Edit: Just out of curiosity, I have tried to change the polynomial a bit to see when it stops to be irreducible (again for small values of $n$, let's say to $100$) and I found it interesting that you can do quite a lot changes and it still remains irreducible. For example replacing the multiple of $2$ by other integers, or changing signs of the individual terms in sum, or even replace $2i+1$ in binomial coefficients with $2i$. What is going on?

Answer 1

For odd $n$ the irreducibility of these polynomials follows from a generalization of Eisenstein's criterion known as Newton's polygon applied to the prime $p=2$.

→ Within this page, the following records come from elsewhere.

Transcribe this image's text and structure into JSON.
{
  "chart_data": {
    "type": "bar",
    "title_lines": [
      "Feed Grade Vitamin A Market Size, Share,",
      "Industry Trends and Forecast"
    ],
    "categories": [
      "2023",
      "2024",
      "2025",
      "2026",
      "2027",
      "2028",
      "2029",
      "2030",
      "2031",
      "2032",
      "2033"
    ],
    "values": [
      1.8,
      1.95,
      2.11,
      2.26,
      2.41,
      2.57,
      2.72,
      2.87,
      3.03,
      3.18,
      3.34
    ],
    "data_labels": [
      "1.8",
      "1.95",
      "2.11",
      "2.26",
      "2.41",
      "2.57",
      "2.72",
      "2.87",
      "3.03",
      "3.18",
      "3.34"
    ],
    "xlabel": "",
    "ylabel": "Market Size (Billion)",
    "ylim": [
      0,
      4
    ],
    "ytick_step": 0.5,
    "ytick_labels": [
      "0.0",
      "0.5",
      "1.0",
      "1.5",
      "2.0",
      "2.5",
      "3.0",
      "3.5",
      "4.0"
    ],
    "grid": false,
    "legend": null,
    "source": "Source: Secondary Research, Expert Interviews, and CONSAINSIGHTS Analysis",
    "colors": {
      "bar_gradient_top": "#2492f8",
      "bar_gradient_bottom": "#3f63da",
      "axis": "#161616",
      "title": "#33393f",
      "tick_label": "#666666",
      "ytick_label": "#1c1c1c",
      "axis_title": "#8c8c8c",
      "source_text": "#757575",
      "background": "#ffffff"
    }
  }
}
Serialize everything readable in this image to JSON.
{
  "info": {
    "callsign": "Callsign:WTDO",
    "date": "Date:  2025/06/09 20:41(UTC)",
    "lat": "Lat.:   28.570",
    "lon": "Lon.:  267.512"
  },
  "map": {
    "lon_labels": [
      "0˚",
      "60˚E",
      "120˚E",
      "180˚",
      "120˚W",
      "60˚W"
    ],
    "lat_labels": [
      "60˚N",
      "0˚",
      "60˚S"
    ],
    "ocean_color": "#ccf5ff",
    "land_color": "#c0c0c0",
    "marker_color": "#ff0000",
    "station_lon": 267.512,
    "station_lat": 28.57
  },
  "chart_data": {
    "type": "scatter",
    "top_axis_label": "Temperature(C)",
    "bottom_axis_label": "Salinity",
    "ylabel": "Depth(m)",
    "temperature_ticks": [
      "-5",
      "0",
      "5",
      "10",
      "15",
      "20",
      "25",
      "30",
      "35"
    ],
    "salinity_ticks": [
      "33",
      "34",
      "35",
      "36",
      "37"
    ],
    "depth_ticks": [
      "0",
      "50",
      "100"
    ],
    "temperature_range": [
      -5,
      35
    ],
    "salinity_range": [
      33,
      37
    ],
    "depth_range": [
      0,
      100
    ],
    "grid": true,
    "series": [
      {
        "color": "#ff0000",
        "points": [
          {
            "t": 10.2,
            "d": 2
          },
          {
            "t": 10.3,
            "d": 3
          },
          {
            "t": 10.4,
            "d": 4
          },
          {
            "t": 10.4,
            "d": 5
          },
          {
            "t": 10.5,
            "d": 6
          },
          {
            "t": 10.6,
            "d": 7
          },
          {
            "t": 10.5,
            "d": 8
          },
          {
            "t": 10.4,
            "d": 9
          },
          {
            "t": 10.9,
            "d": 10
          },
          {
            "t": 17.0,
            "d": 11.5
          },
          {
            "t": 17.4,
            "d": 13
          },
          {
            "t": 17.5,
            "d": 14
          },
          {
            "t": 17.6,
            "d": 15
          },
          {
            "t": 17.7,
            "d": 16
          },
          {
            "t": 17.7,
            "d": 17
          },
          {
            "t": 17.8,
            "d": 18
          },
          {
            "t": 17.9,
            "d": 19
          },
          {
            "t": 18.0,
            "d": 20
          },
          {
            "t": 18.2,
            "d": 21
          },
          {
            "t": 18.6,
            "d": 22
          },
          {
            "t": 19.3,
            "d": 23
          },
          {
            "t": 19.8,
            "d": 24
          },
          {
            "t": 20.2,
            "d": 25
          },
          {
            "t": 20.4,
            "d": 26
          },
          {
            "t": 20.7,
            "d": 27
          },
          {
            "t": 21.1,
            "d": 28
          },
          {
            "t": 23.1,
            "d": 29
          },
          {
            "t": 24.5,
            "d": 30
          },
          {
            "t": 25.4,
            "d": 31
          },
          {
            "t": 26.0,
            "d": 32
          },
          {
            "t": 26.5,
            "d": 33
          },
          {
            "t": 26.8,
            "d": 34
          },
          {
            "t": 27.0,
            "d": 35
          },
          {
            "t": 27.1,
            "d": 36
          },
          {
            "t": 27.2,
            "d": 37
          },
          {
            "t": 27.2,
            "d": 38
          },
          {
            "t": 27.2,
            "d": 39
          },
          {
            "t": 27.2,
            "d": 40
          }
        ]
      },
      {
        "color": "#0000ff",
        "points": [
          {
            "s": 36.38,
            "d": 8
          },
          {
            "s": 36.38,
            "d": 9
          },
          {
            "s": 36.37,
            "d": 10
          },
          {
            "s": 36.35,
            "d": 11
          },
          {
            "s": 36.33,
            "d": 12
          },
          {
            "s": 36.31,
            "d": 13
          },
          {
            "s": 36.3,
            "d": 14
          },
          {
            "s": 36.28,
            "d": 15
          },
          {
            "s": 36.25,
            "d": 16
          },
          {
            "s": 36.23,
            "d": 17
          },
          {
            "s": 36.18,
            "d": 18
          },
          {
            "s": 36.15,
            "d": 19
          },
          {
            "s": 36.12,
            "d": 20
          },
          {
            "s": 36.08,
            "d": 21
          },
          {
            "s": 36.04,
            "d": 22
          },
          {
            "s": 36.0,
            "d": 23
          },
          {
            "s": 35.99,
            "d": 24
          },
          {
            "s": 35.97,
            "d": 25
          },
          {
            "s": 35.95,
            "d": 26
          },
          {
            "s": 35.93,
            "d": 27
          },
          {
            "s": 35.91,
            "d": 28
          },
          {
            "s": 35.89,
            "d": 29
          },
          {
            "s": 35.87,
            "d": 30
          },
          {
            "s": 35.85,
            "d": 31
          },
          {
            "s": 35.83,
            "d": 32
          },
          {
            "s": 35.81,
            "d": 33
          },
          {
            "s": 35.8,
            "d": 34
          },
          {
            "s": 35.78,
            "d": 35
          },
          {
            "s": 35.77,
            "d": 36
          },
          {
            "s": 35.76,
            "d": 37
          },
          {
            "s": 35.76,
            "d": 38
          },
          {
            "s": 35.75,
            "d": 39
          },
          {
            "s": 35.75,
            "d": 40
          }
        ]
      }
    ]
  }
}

When $n$ is odd the constant term $4n$ is divisible by four but not divisible by eight. Furthermore, Lucas' theorem tells us that all the binomial coefficients $\binom {2n}{2i+1}$ are even, implying that all the other coefficients, save for the leading $1$, are also all divisible by four (and possibly by a higher power of two). These imply that the Newton's polygon consists of a single line segment from $(0,2)$ to $(2n-1,0)$. The slope of this line is $-2/(2n-1)$ implying that the line segment does not pass through any integer points other than its endpoints. By $2$-adic theory this guarantees that $P_n(x)$ is irreducible over the $2$-adic field $\Bbb{Q}_2$ and hence also over the subfield $\Bbb{Q}$.

The case of an even $n$ is more complicated but it may be possible study the divisibility of the coefficients by powers of two and again settle the claim. For example the Newton's polygon of $$ P_4(x)=x^7-16(x^6+7x^4+7x^2+1) $$ is the line segment from $(0,4)$ to $(7,0)$, has slope $-4/7$, and the same argument goes through.

Answer 2

Based on @JyrkiLahtonen's answer which proves the irreducibility for odd $n$ and suggests path or even $n$, I was able to prove the statement for even $n$'s for which the Newton polygon's method works, although it still leaves infinity of even $n$'s to check (hopefully someone can bring another idea to solve these as well).

The Newton polygons method seems to work for even $n$'s for which $(2n-1,v_2(4n))=1$, so $ n=4,6,10,12,16,18,20,22,\dots $.

First, we need to show that the Newton's polygon for $P_n(x)$ is indeed a line segment between the end points. For this it is sufficient to show that $v_2(2\binom{2n}{2i+1}) \geq v_2(4n)$ for $i=0,1,\dots,n-1$ (in other words every $y$ coordinate in the Newton polygon will be at least as large as the $y$ coordinate corresponding to the constant coefficient $4n$) . This can be written as $v_2(\binom{2n}{2i+1}) \geq v_2(2n)$. But this follows almost immediately if we notice that $(2i+1)\binom{2n}{2i+1}=2n\binom{2n-1}{2i}$, and so by applying the $v_2$ on both sides (using that $2i+1$ is odd) we get $$ v_2\left(\binom{2n}{2i+1}\right) = v_2\left(2n\binom{2n-1}{2i}\right) \geq v_2(2n). $$

Finally because the constant coefficient is $-4n$ and leading coefficient is $1$, the end points of the Newton polygon are $(0,v_2(4n))$ and $(2n-1,0)$, and so the method will guarantee irreducibility for $(2n-1,v_2(4n))=1$.